Lot Essay
Archival research has revealed that work began on this service on 28 April 1741.1 At this time Russia was ruled by a Regent, Anna Leopoldovna, Princess of Mecklenburg, whose son, Tsar Ivan VI, was only two months old when he came to the throne. Anna’s regency of Russia was short-lived because in December 1741 her cousin Elisabeth seized power in a coup d’etat, imprisoning Ivan and his parents in exile.
Lydia Liackhova notes that the Meissen Elizabeth Service appears to have originally been a gift for the Regent, Anna Leopoldovna, but as work on the service was still in progress in November 1741, the eventual recipient was actually Tsarina Elisabeth.2 Surviving archival evidence shows that Elizabeth was not very impressed with the service, presumably because it was too modest in size.3 Empress Elizabeth would have been unaware that Augustus III, the Elector of Saxony, had already commissioned a new service as a Diplomatic gift (which was the St. Andrew First Called Service). Once word of Elizabeth’s dissatisfaction reached Dresden in 1744, work on a supplement to aggrandize the existing Elizabeth Service was begun.
As Liackhova notes, there are stylistic differences between the first delivery of the service and the second delivery. The first delivery (intended for Anna Leopoldovna but received by Elizabeth), had indianische Blumen painted at the centres, with birds perched on the branches.4 The supplement, which was created between 1744 and 1745, had Holzschnitt Blumen (flowers derived from prints) at the centres. The present pair of plates must therefore have been part of the supplement, which was created specifically for Empress Elizabeth as a Diplomatic gift. The gift was an attempt to secure Russia’s assistance against Frederick The Great of Prussia. The St. Andrew First Called Service arrived in July 1745, and in October 1745 the empress finally agreed to help Saxony.5
1. Lydia Liackhova, ‘In a Porcelain Mirror, Reflections of Russia from Peter I to Empress Elizabeth’ in Maureen Cassidy-Geiger (Ed.), Fragile Diplomacy, Bard Graduate Center Exhibition Catalogue, 2007, p. 73.

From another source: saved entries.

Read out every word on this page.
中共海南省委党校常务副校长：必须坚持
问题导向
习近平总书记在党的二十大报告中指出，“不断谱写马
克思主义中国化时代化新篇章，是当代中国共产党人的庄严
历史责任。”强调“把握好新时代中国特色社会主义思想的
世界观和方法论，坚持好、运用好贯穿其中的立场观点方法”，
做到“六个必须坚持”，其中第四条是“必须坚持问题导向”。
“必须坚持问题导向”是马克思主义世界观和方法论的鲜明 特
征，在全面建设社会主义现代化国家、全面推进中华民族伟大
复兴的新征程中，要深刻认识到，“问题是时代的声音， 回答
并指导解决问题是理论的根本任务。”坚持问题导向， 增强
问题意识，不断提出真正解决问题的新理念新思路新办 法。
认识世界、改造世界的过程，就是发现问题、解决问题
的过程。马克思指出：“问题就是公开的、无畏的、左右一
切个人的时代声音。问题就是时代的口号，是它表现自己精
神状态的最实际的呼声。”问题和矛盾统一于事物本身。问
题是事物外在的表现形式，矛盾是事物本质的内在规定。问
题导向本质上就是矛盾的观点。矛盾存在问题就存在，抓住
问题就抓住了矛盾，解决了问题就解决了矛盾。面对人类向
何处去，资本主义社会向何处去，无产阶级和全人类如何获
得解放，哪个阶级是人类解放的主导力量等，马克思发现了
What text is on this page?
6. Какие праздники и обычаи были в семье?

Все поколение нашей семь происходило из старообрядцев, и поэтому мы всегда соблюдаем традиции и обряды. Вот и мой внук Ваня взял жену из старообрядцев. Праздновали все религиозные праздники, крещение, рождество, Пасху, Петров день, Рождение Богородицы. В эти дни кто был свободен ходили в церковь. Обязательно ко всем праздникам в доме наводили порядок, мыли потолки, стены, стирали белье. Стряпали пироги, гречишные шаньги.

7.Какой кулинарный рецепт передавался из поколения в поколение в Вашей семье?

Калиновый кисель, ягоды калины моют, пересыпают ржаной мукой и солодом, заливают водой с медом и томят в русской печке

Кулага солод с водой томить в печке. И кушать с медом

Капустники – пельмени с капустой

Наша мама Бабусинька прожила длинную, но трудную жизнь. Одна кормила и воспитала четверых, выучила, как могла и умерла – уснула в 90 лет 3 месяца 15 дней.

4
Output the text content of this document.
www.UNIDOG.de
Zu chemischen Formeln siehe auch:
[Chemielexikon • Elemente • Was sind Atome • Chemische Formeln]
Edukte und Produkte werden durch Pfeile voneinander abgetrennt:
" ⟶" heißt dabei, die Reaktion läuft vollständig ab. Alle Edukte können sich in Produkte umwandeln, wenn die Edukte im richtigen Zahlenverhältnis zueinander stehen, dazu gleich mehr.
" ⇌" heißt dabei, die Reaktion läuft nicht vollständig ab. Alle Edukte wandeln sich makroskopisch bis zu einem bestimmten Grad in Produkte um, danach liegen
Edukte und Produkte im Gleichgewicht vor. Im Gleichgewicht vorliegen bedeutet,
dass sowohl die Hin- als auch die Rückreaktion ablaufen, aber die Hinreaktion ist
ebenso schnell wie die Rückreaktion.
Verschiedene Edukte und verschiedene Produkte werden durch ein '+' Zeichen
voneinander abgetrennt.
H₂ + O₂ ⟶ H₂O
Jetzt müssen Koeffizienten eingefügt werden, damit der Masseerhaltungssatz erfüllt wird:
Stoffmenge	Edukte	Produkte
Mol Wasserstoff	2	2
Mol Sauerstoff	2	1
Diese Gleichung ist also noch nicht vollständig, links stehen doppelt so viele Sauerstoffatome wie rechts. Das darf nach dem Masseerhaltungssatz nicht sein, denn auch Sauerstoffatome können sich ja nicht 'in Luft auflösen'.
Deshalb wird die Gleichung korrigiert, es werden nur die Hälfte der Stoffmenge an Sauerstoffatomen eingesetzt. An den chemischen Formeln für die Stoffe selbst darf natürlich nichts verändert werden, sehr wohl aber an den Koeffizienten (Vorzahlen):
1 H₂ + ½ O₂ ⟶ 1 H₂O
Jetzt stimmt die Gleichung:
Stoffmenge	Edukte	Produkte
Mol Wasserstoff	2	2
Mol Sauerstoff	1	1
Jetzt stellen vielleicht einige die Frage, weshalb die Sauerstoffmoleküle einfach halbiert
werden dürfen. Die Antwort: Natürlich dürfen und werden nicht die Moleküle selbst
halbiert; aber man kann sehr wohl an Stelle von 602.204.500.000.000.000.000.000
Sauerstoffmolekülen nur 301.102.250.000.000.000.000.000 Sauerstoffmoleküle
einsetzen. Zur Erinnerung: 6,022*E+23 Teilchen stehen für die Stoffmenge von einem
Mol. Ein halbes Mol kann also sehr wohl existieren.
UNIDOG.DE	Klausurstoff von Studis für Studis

2. Lydia Liackhova, ibid., 2007, p. 73.
3. In a report on the Empress in the summer of 1744, the Saxon Ambassador to Russia wrote that ‘on the Order’s festival H.I.M. – having shown that the porcelain with which She was served for the dessert displeased her, the Minister mentioned, who discovered this by chance, eulogised the porcelain of Saxony and H.M. Empr. – replied to him that she did not believe she had a complete service of this porcelain, and assured H.M. the Empr. – that if H.M. the King – knew of this he would be persuaded to remedy it immediately’, citing Tobias Burg, Lydia Liackhova and Ulrich Pietsch, ‘Das Andreas-Service’ in Pietsch (Ed.), Meissen for the Czars, Exhibition Catalogue, Munich, 2004, p. 66.
4. For an illustration of pieces from this first supplement, see Lydia Liackhova, ‘Das Elizabeth-Service’ in Pietsch (Ed.), Meissen für die Zaren, 2004, pp. 59-61. Pieces from the supplement are illustrated pp. 62-65.
5. For the background of the ‘St. Andrew First Called Service’, which evolved at the same time as the ‘Elizabeth Service’, see Lydia Liackhova, ibid., 2007, pp. 72-74.